Dans l’état actuel des choses, le GIAL ne prendra pas lui-même l’initiative de développer des applications exploitant les data sets. “Ce n’est pas la priorité de la Ville. C’est plutôt le rôle de passionnés ou d’entreprises…”

Chacun pour soi, ou presque

Confirmation par ailleurs qu’il n’y a pas réellement de consultation, et moins encore de concertation et de coordination entre détenteurs de données publiques, même lorsqu’ils se trouvent sur un même territoire géographique et évoluent dans des sphères similaires. Lorsqu’il s’est agi de choisir une licence,  le CIRB, organisme responsable de l’IT pour la Région de Bruxelles-Capitale (du moins pour 17 des 19 communes de la zone) et Bruxelles Mobilité n’ont pas pris langue avec le GIAL, constate Philippe Allard.

Pas de contact direct, pas de concertation, mais un choix qui est malgré tout identique puisque les deux organismes se sont inspirés de la licence utilisée par la ville française de Rennes. 

Le GIAL, pour sa part, ne s’est pas davantage préoccupé des choix des villes de Gand ou d’Anvers, qui, pourtant, s’étaient lancées dans les open data avant Bruxelles (de peu, certes, pour ce qui concerne Anvers).

Philippe Allard n’y voit toutefois pas de problème fondamental: “Il ne faut pas faire une fixation de la problématique des licences (1). C’est relativement accessoire par rapport à d’autres problématiques. Le plus important, en effet, est d’alimenter le site ou la plate-forme en jeux de données.”

Et en la matière, il s’agit aussi de veiller à la qualité des données, tant dans le fond que dans la forme. “Un frein au développement de l’open data est sans nul doute l’imprécision des données.” En ce compris, celle de certaines données géomatiques…

Le choix de la gratuité

En optant pour la licence déjà implémentée à Rennes, Bruxelles a clairement voulu favoriser la mise à disposition gratuite des jeux de données. Toute réutilisation doit être faite dans un esprit d’ajout de valeur (1), en ce compris via croisement de jeux de données. Qui du prix auquel le réutilisateur ou le développeur peut “revendre” les données?
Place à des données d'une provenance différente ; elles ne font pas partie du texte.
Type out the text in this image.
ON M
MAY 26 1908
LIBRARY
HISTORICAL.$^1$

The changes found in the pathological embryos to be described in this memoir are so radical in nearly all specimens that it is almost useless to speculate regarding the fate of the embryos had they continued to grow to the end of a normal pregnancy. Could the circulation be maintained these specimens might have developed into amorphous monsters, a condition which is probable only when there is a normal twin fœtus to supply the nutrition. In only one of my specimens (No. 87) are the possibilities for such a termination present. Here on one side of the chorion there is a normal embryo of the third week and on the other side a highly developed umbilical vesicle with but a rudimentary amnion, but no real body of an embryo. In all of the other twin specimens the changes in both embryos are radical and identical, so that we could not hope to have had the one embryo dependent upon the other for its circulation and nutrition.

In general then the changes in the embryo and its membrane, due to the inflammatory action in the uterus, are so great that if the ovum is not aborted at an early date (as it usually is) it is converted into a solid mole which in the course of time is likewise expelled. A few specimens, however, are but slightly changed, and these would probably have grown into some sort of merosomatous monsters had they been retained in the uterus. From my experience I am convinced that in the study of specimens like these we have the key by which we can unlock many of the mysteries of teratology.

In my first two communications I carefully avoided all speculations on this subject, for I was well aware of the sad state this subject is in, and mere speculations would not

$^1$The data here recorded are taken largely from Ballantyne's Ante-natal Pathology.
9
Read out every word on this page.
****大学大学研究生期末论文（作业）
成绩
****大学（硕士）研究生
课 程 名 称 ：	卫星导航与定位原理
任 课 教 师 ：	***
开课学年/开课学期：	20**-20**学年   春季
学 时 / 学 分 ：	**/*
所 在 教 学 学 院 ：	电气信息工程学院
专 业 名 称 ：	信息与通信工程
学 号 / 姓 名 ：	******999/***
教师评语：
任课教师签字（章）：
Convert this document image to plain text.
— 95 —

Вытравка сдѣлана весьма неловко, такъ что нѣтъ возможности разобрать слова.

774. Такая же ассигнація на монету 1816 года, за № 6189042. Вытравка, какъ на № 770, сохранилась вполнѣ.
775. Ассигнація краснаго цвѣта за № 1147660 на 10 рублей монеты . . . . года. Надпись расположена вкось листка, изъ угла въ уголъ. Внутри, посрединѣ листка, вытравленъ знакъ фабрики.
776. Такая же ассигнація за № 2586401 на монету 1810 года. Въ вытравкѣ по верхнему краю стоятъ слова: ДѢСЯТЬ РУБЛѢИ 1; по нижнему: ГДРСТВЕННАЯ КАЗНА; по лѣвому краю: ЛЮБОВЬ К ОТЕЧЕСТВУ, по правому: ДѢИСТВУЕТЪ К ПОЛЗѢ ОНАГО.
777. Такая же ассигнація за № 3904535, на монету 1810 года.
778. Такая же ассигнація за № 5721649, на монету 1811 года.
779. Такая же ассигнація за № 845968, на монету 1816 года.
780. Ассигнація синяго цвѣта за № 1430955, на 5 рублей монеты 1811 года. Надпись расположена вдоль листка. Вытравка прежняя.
La Ville ne compte pas par ailleurs exercer une vigilance étroite de l’usage qui en sera fait. “Si l’un ou l’autre ré-utilisateur exagère par exemple en vendant trop cher son produit ou son service, le marché rétablira de lui-même la situation puisqu’il se trouvera sans doute bien vite quelqu’un pour proposer un service équivalent gratuit ou moins cher…”

S’il “ne faut pas faire une fixation de la problématique des licences”, comme le dit Philippe Allard, il y aurait toutefois intérêt à viser une certaine harmonisation. Histoire d’éviter que le réutilisateur potentiel de jeux de données ne doivent jongler avec diverses licences lorsqu’il veut utiliser, voire réexploiter pour en faire une solution nouvelle, des jeux de données relevant de différentes licences- qui ne seront pas forcément “sémantiquement” compatibles.

Pour plus d’informations sur les éléments à prendre en considération lorsque l’on choisit une licence open data, lire l’article de Philippe Laurent: “Open data: sous quelle licence les proposer?”

(1) La définition que donne l’Europe de la réutilisation est la suivante: “‘utilisation sous de nouvelles formes, en y ajoutant de la valeur, ou en combinant des informations venant de diverses sources génératrices de valeur ajoutée.” Exemples: des données telles que cartes numériques, données légales, financières… qui seraient utilisées par, ou intégrées dans, de nouveaux produits ou services (systèmes GPS, prévisions météorologiques, services financiers…).